OLYMPIA - Colville Business Council chair Rodney Cawston and CBC member Joel Boyd testified in support of a bill, Thursday in the Senate State Government, Tribal Relations and Elections Committee, that looks to improve the state’s law enforcement response to missing and murdered indigenous women.

If passed into law, the bill would establish two WSP tribal liaison positions, require the WSP to develop a best practices protocol for law enforcement response to missing persons reports for indigenous women and require the Governor's Office of Indian Affairs to provide the WSP with government-to-government training.

“This bill is about breaking silence,” said sponsor Rep. Gina Mosbrucker, R-Goldendale, who stated on the Yakama Nation during a tour of state reservation’s last year, “we had over 300 people and 4.5 hours of heartbreaking testimony as to where their family member was, or that they found them murdered, or that we weren’t looking for them,” said Mosbrucker. “This bill is about making sure we fix that, rather than wait another year.”

In April 2018, Gov. Jay Inslee signed into law legislation that required WSP to conduct a study on ways to improve state resources for reporting and identifying missing tribal women across the state. The study is due to the state legislature in July.

Mosbrucker further noted that nine other states had followed Washington’s lead in improving the state police’s response to missing and murdered indigenous women. The legislation is also mirrored in congressional work put forth by Washington’s Dan Newhouse.

“This is not just a Washington state problem. This is a national problem, and sadly it is an global problem,” said Mosbrucker. “We are also working with Canada trying to figure out where these women are and what we can do to intervene to help and represent everyone within Washington state, on and off the reservation, not just one or the other.”

Boyd noted the 1989 Centennial Accord institutionalized “the government-to-government relationships of all the tribes and all elements of state government. The accord encourages and provides the foundation and framework for specific agreements among the parties outlining specific tasks to address or resolve specific issues. It is through this process that I hope the Washington State Patrol will engage and draft protocols for law enforcement responses to missing person reports for indigenous women and other indigenous persons.”

“The criminal justice system needs to better serve and protect native american women,” said Boyd, who called previously approved legislation approved in 2018 as a “monumental step in the right direction.”

Sen. Bob Hasegawa, D-Beacon Hill, called the acts against missing and murdered indigenous women “incomprehensible” and further asked how such a phenomenon could occur.

In response, Rep. Debra Lekanoff, D-Samish Island, noted much of the problem is caused by “a data gap and data sharing break down in the enforcement and protection of our native american women.”

Lekanoff, a Tlingit tribal member, issued her support via testimony in the senate committee.

“We too, in our tribal communities, need to rise above what has been accepted and provide better relationships at all governing bodies to be able to create those plans, funding and programs, and put them in place, and I believe this bill does that for us.”

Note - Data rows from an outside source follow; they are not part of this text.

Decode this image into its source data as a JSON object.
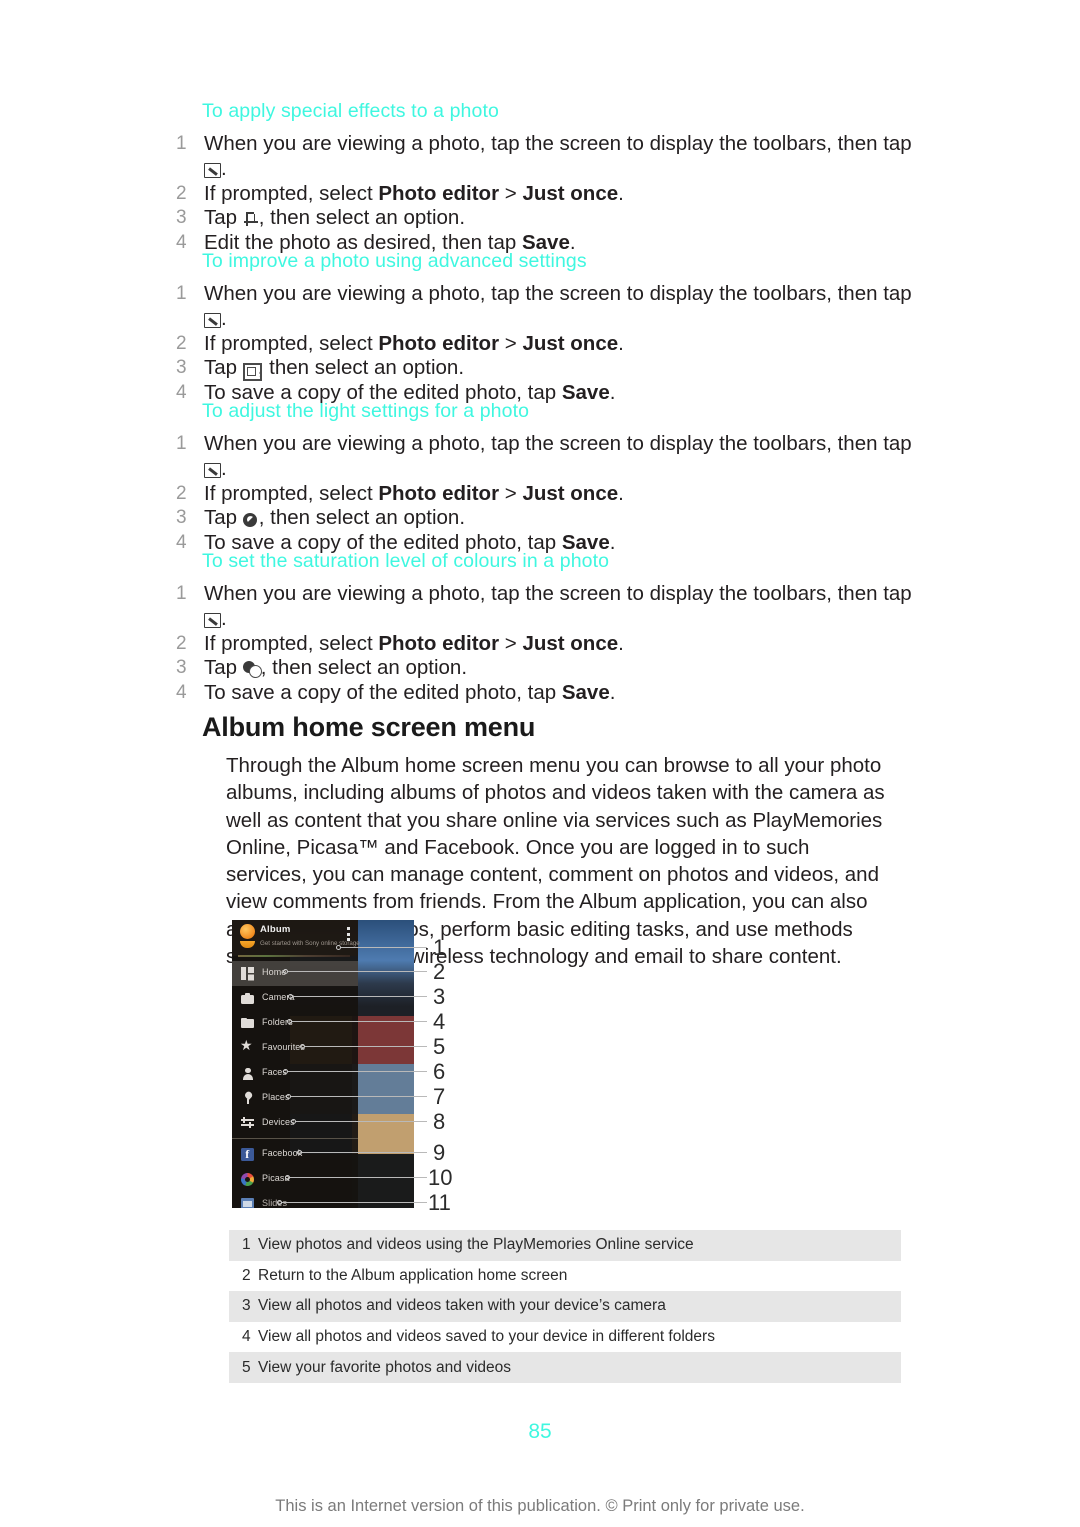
{
  "procedures": [
    {
      "title": "To apply special effects to a photo",
      "steps": [
        {
          "num": "1",
          "pre": "When you are viewing a photo, tap the screen to display the toolbars, then tap ",
          "icon": "edit-icon",
          "post": "."
        },
        {
          "num": "2",
          "pre": "If prompted, select ",
          "bold1": "Photo editor",
          "mid": " > ",
          "bold2": "Just once",
          "post": "."
        },
        {
          "num": "3",
          "pre": "Tap ",
          "icon": "crop-icon",
          "post": ", then select an option."
        },
        {
          "num": "4",
          "pre": "Edit the photo as desired, then tap ",
          "bold1": "Save",
          "post": "."
        }
      ]
    },
    {
      "title": "To improve a photo using advanced settings",
      "steps": [
        {
          "num": "1",
          "pre": "When you are viewing a photo, tap the screen to display the toolbars, then tap ",
          "icon": "edit-icon",
          "post": "."
        },
        {
          "num": "2",
          "pre": "If prompted, select ",
          "bold1": "Photo editor",
          "mid": " > ",
          "bold2": "Just once",
          "post": "."
        },
        {
          "num": "3",
          "pre": "Tap ",
          "icon": "frame-icon",
          "post": ", then select an option."
        },
        {
          "num": "4",
          "pre": "To save a copy of the edited photo, tap ",
          "bold1": "Save",
          "post": "."
        }
      ]
    },
    {
      "title": "To adjust the light settings for a photo",
      "steps": [
        {
          "num": "1",
          "pre": "When you are viewing a photo, tap the screen to display the toolbars, then tap ",
          "icon": "edit-icon",
          "post": "."
        },
        {
          "num": "2",
          "pre": "If prompted, select ",
          "bold1": "Photo editor",
          "mid": " > ",
          "bold2": "Just once",
          "post": "."
        },
        {
          "num": "3",
          "pre": "Tap ",
          "icon": "light-icon",
          "post": ", then select an option."
        },
        {
          "num": "4",
          "pre": "To save a copy of the edited photo, tap ",
          "bold1": "Save",
          "post": "."
        }
      ]
    },
    {
      "title": "To set the saturation level of colours in a photo",
      "steps": [
        {
          "num": "1",
          "pre": "When you are viewing a photo, tap the screen to display the toolbars, then tap ",
          "icon": "edit-icon",
          "post": "."
        },
        {
          "num": "2",
          "pre": "If prompted, select ",
          "bold1": "Photo editor",
          "mid": " > ",
          "bold2": "Just once",
          "post": "."
        },
        {
          "num": "3",
          "pre": "Tap ",
          "icon": "saturation-icon",
          "post": ", then select an option."
        },
        {
          "num": "4",
          "pre": "To save a copy of the edited photo, tap ",
          "bold1": "Save",
          "post": "."
        }
      ]
    }
  ],
  "section": {
    "heading": "Album home screen menu",
    "intro": "Through the Album home screen menu you can browse to all your photo albums, including albums of photos and videos taken with the camera as well as content that you share online via services such as PlayMemories Online, Picasa™ and Facebook. Once you are logged in to such services, you can manage content, comment on photos and videos, and view comments from friends. From the Album application, you can also add geotags to photos, perform basic editing tasks, and use methods such as Bluetooth® wireless technology and email to share content."
  },
  "figure": {
    "app_title": "Album",
    "app_subtitle": "Get started with Sony online storage",
    "menu_items": [
      {
        "label": "Home",
        "icon": "grid-icon",
        "selected": true
      },
      {
        "label": "Camera",
        "icon": "camera-icon",
        "selected": false
      },
      {
        "label": "Folders",
        "icon": "folder-icon",
        "selected": false
      },
      {
        "label": "Favourites",
        "icon": "star-icon",
        "selected": false
      },
      {
        "label": "Faces",
        "icon": "person-icon",
        "selected": false
      },
      {
        "label": "Places",
        "icon": "map-pin-icon",
        "selected": false
      },
      {
        "label": "Devices",
        "icon": "devices-icon",
        "selected": false
      },
      {
        "label": "Facebook",
        "icon": "facebook-icon",
        "selected": false
      },
      {
        "label": "Picasa",
        "icon": "picasa-icon",
        "selected": false
      },
      {
        "label": "Slides",
        "icon": "slides-icon",
        "selected": false
      }
    ],
    "callouts": [
      "1",
      "2",
      "3",
      "4",
      "5",
      "6",
      "7",
      "8",
      "9",
      "10",
      "11"
    ]
  },
  "legend": {
    "rows": [
      {
        "num": "1",
        "text": "View photos and videos using the PlayMemories Online service"
      },
      {
        "num": "2",
        "text": "Return to the Album application home screen"
      },
      {
        "num": "3",
        "text": "View all photos and videos taken with your device’s camera"
      },
      {
        "num": "4",
        "text": "View all photos and videos saved to your device in different folders"
      },
      {
        "num": "5",
        "text": "View your favorite photos and videos"
      }
    ]
  },
  "footer": {
    "page_number": "85",
    "copyright": "This is an Internet version of this publication. © Print only for private use."
  },
  "colors": {
    "heading_cyan": "#3FF7E0",
    "body_text": "#231f20",
    "list_number": "#9a9a9a",
    "legend_shaded": "#e6e6e6"
  }
}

In his testimony in committee, Cawston expressed “the disproportionate reality of our young people,” listing off Indian Country issues such as violence, prejudice, poverty, lack of employment, lack of educational opportunities, lack of connectivity among other issues.

“When you look at all of these things and all of these issues combined in the lives of our young people - lack of hope, lack of self identity - it’s difficult meeting those challenges and making those critical decisions at different points of your life thinking which direction am I going to go.  Bearing all of this in mind, and how we wonder how something like this can happen,” said Cawston.

The bill has an associated cost of approximately $600,000 to the state’s general fund, and it contains a null-and-void clause if it is not funded.

Previously, the bill passed out of the house by a vote of 98 to 0.